If you want to quickly explore the data classes interactively, make sure you have the grace-util package installed together with Grace. With this in place, the grace command with no arguments will spawn an interactive shell. Grace is not an interpreted language, so this shell is of limited use, but it can be useful for exploring the basic classes. Here's what a session in the Grace shell looks like;

$ grace
>>> print netdb::gethostbyname ("cnn.com")
{"name":["cnn.com"],"address":["64.236.16.20","64.236.16.52","64.236.24.12"]}
>>> string etcprotocols = fs.load ("etc:protocols")

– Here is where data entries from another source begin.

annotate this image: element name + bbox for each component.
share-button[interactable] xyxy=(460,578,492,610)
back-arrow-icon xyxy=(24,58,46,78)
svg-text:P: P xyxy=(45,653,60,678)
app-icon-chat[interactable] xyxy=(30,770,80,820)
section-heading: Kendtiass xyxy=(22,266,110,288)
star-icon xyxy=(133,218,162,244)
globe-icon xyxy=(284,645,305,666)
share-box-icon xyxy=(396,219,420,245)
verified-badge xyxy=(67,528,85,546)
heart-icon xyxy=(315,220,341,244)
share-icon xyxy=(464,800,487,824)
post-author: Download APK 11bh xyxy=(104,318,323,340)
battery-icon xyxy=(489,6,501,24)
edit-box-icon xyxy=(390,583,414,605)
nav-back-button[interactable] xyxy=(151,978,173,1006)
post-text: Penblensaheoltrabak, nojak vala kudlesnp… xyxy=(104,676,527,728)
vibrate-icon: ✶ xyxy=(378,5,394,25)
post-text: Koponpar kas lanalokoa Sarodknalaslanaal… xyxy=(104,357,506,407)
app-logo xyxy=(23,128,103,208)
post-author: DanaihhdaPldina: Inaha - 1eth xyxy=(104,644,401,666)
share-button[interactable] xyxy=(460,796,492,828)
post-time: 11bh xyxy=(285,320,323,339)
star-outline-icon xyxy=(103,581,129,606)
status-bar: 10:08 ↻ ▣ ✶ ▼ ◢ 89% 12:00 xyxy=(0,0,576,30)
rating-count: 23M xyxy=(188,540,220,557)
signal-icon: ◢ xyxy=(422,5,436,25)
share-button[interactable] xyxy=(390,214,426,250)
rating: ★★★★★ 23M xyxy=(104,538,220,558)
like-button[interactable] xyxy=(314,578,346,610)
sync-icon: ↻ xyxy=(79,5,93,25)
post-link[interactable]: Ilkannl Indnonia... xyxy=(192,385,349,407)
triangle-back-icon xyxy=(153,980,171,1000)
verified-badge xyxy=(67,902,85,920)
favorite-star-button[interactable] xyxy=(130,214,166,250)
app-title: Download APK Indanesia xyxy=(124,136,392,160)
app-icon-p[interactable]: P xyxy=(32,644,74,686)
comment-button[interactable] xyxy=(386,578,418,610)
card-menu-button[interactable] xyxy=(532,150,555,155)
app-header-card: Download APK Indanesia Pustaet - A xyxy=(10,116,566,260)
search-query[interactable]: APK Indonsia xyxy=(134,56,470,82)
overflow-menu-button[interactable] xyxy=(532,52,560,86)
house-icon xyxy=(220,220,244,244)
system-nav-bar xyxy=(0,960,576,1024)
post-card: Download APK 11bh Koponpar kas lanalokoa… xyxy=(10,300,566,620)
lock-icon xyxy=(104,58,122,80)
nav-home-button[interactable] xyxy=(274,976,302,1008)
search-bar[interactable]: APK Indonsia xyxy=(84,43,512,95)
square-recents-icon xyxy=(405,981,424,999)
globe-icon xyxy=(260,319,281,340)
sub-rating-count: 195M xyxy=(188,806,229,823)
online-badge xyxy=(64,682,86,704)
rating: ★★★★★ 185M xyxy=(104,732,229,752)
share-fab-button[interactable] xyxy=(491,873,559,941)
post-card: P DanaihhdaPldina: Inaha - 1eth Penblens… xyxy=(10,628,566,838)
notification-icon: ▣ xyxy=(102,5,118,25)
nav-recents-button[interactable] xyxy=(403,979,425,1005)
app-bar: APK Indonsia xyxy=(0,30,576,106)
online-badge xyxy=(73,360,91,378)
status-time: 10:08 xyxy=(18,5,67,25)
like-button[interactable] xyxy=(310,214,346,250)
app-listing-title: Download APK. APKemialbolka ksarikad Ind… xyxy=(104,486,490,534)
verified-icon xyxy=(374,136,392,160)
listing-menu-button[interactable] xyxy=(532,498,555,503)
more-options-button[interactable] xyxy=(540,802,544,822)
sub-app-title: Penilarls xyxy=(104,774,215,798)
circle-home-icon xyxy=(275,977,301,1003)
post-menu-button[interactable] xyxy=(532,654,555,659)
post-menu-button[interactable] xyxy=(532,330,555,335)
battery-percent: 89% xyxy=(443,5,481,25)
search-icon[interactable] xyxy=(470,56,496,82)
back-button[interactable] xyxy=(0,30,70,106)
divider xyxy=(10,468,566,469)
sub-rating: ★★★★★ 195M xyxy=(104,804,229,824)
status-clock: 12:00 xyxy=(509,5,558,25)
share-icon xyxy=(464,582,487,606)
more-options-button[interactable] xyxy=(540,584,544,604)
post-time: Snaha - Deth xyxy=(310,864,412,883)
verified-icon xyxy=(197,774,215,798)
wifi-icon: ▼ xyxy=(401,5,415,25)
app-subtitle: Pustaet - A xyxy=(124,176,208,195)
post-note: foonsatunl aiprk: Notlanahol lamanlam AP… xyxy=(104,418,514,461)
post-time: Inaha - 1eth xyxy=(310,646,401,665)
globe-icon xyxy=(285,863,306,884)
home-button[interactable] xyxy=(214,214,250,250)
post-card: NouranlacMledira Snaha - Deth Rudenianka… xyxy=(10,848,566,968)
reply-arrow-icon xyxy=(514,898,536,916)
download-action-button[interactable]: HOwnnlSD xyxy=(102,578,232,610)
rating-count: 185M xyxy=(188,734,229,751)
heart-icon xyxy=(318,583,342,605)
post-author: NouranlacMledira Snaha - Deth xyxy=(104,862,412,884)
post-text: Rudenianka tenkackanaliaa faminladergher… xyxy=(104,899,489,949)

>>> print etcprotocols.strlen()  
5766
>>> value ln = strutil::splitlines (etcprotocols)
>>> print ln[8] 
ip	0	IP		# internet protocol, pseudo protocol number
>>> value protocols                                       
>>> foreach (line, ln) {
  >   if (line.sval() && line.sval()[0] == '#') continue;
  >   value splt = strutil::splitspace (line)             
  >   if (splt.count()>2) {                   
  >     protocols[splt[0]] = $("val",splt[1].ival()) -> $("desc",splt[2])
  >   }                                                                   
  > }   
>>> print protocols["sctp"] 
{"val":132,"desc":"SCTP"}
>>> print protocols["icmp"] 
{"val":1,"desc":"ICMP"}
>>> 

Due to the compiled nature of C++, the shell is not all-powerful. Variables that persist can only be of a type that can be stored inside a value object, with the exception of those declared within a {...} block.